The flaws that Bradley Beal brings to the Suns

That doesn’t mean there aren’t valid on-court concerns. As we’ve mentioned, Beal has often been a … well, let’s say indifferent defender in recent years, struggling to stick with his man around screens and rarely exhibiting consistent effort on that end of the floor. The hope would be that, if surrounded by quality defenders in an environment where spotty energy and sloppy execution aren’t tolerated, Beal’s want-to would revert to the level he showed during Washington’s second-round playoff runs in 2015 and 2017, when he looked the part of a legit two-way postseason performer capable of leveling up when the stakes get raised.

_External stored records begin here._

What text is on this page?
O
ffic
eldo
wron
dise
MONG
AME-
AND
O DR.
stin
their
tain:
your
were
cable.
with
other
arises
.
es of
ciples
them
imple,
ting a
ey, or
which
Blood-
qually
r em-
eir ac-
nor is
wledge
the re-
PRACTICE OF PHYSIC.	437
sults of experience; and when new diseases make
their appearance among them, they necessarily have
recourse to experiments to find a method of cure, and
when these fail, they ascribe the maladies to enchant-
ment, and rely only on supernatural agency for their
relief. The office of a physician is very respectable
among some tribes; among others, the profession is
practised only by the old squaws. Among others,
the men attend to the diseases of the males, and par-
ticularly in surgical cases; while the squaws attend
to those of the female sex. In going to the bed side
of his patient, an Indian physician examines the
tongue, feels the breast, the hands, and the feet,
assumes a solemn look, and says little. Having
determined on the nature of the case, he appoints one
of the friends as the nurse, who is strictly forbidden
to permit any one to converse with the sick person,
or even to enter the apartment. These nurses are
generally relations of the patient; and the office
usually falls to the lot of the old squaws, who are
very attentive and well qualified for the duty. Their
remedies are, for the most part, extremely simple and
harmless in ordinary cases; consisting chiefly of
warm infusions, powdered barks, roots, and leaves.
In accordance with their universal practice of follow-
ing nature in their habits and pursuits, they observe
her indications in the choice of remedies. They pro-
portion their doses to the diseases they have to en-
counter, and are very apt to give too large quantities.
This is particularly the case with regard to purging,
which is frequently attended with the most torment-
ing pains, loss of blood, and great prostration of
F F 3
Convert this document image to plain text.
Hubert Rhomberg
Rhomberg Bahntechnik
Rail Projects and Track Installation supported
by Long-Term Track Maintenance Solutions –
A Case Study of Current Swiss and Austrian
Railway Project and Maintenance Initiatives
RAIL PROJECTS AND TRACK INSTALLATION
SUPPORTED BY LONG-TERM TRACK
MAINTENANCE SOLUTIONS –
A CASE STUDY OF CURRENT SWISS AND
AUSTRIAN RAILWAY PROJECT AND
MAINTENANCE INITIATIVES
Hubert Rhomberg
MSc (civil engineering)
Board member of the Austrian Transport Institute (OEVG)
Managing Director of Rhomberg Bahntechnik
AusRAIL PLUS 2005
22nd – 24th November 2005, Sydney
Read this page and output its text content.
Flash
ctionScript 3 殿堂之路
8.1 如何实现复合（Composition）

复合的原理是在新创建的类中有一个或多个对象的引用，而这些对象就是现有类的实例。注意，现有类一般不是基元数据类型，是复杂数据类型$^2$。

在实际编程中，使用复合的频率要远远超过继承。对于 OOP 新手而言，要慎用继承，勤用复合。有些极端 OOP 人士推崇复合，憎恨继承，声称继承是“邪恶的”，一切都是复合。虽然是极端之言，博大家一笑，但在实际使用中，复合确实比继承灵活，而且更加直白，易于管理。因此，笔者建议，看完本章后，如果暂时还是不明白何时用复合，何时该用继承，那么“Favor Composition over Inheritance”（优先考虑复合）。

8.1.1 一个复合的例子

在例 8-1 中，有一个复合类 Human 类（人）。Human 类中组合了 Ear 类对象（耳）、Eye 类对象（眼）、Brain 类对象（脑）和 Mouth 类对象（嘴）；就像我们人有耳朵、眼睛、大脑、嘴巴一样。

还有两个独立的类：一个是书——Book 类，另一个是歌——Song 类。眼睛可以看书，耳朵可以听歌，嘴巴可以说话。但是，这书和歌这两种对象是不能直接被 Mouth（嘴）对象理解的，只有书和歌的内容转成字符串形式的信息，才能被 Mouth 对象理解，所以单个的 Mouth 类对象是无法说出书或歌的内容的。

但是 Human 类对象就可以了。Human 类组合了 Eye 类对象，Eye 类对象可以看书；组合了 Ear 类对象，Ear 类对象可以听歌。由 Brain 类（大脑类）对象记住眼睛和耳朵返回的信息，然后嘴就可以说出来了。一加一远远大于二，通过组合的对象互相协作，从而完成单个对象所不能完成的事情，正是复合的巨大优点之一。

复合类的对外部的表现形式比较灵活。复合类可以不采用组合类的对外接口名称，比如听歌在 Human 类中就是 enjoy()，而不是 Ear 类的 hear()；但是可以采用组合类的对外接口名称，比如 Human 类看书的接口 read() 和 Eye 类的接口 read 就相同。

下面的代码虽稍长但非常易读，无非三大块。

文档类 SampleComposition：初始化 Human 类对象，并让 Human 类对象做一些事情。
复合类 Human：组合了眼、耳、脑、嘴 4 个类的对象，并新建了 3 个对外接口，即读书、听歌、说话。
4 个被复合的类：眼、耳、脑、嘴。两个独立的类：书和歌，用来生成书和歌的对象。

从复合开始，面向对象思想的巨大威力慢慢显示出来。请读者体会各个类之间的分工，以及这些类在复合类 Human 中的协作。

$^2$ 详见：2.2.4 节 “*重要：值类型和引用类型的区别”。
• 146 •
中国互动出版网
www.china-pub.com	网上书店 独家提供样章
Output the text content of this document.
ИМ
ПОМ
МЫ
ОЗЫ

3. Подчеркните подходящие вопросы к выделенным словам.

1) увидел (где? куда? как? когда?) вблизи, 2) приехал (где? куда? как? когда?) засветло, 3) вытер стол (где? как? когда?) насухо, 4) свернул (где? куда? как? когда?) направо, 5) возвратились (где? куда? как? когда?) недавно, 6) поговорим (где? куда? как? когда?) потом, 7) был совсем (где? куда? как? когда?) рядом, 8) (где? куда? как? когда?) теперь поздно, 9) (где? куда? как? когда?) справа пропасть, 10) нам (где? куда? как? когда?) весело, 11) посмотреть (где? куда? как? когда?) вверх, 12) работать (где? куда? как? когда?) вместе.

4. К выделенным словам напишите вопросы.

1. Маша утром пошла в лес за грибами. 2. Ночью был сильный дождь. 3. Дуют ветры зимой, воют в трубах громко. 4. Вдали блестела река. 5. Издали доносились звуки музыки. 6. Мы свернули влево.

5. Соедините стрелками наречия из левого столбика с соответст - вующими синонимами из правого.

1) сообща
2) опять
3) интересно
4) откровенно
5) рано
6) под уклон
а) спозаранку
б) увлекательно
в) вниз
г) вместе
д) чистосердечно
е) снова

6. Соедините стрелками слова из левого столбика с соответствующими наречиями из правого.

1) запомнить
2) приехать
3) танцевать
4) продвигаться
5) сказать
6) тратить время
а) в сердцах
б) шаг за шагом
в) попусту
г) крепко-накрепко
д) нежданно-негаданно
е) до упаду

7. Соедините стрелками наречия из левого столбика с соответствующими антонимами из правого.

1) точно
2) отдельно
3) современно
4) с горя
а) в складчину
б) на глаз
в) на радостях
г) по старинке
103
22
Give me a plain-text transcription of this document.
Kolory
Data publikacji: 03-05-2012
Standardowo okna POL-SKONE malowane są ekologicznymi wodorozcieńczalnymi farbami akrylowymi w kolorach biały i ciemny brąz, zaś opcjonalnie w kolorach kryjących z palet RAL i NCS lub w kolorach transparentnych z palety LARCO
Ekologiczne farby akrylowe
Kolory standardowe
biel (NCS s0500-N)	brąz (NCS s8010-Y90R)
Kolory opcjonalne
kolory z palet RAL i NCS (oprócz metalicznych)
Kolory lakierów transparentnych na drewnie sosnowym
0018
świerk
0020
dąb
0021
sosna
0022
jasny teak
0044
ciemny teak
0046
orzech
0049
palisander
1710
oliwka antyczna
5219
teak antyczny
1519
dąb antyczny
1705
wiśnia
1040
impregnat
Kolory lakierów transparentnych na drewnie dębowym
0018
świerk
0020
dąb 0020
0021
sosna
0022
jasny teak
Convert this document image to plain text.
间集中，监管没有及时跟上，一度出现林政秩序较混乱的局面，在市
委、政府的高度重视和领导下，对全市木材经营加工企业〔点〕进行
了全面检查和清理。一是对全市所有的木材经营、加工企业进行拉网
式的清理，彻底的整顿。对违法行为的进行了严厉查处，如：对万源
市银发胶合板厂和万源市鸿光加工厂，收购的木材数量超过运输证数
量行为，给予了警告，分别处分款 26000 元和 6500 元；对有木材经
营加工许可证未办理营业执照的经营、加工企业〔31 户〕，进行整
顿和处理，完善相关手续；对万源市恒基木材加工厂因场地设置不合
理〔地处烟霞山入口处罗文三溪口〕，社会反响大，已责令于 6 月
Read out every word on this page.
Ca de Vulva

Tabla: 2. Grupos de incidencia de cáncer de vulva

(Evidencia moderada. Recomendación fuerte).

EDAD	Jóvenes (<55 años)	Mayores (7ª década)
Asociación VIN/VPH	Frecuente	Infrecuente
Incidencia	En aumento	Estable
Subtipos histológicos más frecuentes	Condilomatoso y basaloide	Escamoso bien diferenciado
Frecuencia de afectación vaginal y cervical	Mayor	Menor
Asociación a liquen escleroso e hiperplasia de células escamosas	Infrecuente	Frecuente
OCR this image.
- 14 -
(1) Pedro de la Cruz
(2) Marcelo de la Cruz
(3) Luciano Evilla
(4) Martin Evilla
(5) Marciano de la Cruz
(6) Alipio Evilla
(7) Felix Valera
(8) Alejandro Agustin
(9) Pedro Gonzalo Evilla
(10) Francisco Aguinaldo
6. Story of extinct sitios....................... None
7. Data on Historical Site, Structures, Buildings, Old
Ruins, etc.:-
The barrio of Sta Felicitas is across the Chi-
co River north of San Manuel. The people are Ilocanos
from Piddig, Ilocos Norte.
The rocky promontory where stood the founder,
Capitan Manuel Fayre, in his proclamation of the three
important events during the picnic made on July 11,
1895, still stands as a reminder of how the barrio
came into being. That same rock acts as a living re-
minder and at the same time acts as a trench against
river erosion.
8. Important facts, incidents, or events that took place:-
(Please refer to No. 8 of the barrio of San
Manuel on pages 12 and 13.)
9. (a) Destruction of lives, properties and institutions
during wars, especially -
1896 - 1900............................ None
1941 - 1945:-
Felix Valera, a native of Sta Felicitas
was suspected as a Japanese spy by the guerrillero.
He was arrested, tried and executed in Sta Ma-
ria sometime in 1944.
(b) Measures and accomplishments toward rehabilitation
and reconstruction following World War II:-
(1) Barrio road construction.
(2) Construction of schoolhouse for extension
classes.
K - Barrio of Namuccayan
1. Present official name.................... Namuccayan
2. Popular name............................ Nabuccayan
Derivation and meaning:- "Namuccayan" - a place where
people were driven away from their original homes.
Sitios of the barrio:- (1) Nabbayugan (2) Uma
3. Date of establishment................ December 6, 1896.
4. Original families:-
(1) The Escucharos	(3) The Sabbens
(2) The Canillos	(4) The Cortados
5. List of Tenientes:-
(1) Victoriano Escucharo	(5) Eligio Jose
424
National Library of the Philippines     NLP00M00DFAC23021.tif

That was a long time ago, though, and hope in and of itself isn’t a plan. Vogel likely has his work cut out for him in crafting a championship-caliber defense.


With so little salary cap space, without a taxpayer midlevel exception after going over the second apron, and with hardly any draft picks through the end of the decade, finding that credible player won’t be easy; you don’t typically find postseason-caliber contributors willing to take minimum-salaried contracts. The trade is a gamble, and a massive one, entered into willingly by a team with a blinders-on focus on winning next season, “flexibility five years down the road” be damned. Maybe it’s not how you’d run your 2K franchise. There’s something to be said, though, for Ishbia and his front office deciding to get busy living rather than fretting over the sticker price.


Beal might be a second- or third-banana making superstar money. The Suns are betting, though, that he might also be good enough to be the missing piece that completes a championship-caliber picture. For a franchise that has never reached the top of the mountain, that would be priceless.